Show that there do not exist polynomials p(x) and q(x) of degree greater than or equal to 1 with integer co-efficients such that
p(x)q(x)=x^5+ 2x+1.
If $\displaystyle p(x)q(x)=x^5+ 2x+1$, then either
Case 1
$\displaystyle p$ is of degree $\displaystyle 1$ and $\displaystyle q$ is of degree $\displaystyle 4$,
or
Case 2
$\displaystyle p$ is of degree $\displaystyle 2$ and $\displaystyle q$ is of degree $\displaystyle 3$
I'll do case 1
$\displaystyle (ax+b)(cx^4+dx^3+ex^2+fx+g)=x^5+2x+1$
But the polynomials have integer coefficients, so $\displaystyle a=c=\pm{1}$ and $\displaystyle b=g=\pm{1}$
(I'm going to choose $\displaystyle +1$ for both to simplify things here)

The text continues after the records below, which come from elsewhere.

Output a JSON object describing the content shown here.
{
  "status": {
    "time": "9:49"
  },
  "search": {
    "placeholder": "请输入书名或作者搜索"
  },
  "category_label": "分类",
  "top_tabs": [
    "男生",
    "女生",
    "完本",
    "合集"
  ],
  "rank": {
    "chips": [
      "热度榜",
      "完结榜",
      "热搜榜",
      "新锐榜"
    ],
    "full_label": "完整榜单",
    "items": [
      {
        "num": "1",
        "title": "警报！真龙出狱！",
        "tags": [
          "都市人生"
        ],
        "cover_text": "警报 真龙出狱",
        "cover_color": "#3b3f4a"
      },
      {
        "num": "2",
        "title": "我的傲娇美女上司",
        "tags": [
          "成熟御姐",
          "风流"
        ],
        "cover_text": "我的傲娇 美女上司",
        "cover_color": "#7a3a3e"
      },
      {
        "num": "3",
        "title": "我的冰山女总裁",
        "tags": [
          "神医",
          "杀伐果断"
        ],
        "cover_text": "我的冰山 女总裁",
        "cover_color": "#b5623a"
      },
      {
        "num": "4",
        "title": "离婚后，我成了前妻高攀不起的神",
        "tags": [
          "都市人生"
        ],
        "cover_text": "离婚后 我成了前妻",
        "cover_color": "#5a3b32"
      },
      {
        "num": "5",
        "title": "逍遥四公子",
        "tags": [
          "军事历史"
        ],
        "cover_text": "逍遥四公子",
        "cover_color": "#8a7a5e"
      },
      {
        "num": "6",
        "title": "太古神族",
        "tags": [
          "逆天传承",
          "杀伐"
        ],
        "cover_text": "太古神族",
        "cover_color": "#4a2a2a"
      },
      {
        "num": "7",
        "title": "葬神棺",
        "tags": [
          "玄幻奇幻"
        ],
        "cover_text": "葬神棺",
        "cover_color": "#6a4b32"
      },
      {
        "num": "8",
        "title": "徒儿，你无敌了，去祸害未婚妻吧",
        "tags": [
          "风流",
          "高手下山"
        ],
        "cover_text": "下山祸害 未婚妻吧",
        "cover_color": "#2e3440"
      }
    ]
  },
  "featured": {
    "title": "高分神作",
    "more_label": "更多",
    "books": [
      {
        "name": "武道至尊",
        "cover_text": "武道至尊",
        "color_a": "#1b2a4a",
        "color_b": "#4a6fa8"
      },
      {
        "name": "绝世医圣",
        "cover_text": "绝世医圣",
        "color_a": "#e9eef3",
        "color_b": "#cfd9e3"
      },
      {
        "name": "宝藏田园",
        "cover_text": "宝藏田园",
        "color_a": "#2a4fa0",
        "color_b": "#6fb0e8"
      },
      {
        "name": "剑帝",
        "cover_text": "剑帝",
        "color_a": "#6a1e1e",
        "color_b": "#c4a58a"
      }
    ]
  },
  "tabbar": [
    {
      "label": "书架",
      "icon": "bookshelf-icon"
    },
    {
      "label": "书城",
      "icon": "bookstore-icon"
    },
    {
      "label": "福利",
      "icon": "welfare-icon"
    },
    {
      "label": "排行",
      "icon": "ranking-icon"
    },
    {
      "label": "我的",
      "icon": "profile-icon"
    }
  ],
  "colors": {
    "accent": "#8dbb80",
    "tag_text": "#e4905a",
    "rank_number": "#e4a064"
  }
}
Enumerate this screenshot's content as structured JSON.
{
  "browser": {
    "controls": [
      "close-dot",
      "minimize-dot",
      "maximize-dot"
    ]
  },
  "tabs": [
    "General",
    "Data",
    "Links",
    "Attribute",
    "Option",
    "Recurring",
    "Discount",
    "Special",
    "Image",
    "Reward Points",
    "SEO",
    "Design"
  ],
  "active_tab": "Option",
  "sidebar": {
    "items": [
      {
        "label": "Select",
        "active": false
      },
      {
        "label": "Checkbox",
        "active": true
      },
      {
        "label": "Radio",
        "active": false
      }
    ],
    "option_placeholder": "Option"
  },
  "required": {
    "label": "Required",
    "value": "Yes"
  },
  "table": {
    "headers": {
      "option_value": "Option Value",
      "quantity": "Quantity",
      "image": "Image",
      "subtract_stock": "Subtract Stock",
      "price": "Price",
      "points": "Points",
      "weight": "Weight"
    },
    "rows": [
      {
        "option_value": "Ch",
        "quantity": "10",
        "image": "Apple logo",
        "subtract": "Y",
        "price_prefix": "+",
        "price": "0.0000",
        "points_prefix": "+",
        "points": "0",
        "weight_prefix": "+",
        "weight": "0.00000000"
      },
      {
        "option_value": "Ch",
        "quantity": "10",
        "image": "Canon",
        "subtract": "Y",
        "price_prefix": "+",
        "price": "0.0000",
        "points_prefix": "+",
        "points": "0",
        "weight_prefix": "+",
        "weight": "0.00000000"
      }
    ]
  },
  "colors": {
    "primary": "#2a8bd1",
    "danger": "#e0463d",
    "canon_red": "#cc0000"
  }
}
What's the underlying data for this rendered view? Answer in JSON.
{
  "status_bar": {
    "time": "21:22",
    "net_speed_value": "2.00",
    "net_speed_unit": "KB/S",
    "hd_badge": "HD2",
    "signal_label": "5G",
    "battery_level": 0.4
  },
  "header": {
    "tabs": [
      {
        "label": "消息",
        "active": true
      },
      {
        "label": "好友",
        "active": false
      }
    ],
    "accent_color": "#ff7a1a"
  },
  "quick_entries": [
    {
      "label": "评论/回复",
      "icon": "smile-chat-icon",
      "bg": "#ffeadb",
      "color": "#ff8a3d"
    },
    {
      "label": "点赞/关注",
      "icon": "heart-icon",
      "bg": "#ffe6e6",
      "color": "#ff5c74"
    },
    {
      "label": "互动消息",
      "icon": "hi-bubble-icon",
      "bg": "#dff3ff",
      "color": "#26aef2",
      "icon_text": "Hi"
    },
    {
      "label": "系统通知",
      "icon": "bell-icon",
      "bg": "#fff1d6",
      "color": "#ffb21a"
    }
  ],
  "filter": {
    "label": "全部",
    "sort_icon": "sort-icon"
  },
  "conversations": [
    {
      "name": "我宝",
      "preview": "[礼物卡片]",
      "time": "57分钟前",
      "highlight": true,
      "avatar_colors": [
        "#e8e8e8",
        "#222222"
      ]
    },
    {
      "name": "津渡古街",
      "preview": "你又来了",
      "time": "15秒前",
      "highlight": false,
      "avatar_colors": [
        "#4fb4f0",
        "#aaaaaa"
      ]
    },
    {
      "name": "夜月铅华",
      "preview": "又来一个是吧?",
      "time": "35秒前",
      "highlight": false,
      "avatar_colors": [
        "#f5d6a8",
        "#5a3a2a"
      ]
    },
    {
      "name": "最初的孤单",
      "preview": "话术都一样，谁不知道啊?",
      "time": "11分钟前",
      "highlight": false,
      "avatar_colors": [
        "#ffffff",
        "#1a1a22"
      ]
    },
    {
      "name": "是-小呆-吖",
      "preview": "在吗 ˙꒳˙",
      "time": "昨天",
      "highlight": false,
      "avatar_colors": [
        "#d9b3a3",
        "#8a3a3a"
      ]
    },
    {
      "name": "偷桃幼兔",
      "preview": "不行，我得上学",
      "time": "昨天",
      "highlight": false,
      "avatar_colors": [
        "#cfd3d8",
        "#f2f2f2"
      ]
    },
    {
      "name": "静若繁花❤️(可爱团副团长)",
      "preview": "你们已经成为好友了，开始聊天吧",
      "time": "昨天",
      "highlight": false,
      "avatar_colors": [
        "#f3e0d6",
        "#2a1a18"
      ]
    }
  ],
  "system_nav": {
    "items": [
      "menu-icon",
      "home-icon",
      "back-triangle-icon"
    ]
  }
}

$\displaystyle (x+1)(x^4+dx^3+ex^2+fx+1)=x^5+2x+1 $
Expanding
$\displaystyle x^5+(d+1)x^4+(e+d)x^3+(e+f)x^2+(f+1)x+1=x^5+2x+1$
Comparing coefficients
$\displaystyle d+1=0$, so $\displaystyle d=-1$
$\displaystyle e+d=0$, so $\displaystyle e=1$
$\displaystyle e+f=0$, so $\displaystyle f=-1$
$\displaystyle f+1=2$, so $\displaystyle f=1$
Contradiction has occurred, so Case 1 is impossible
Case 2 is proven similarly
Maybe another solution(only highlights):
x^5+ 2x+1=0 have only one real root (wolframalpha or calculus laws).
Suppose that m is root of x^5+ 2x+1, now, we need to prove that m is not rational.
Lets say that m=p/q , where p and q are integers.
m^5+ 2m+1=(p/q)^5+ 2(p/q)+1=0
==>
p^5+2p*q^4+q^5=0
Integer solution only when p=q=0
Contradiction! Therefore, m is irrational.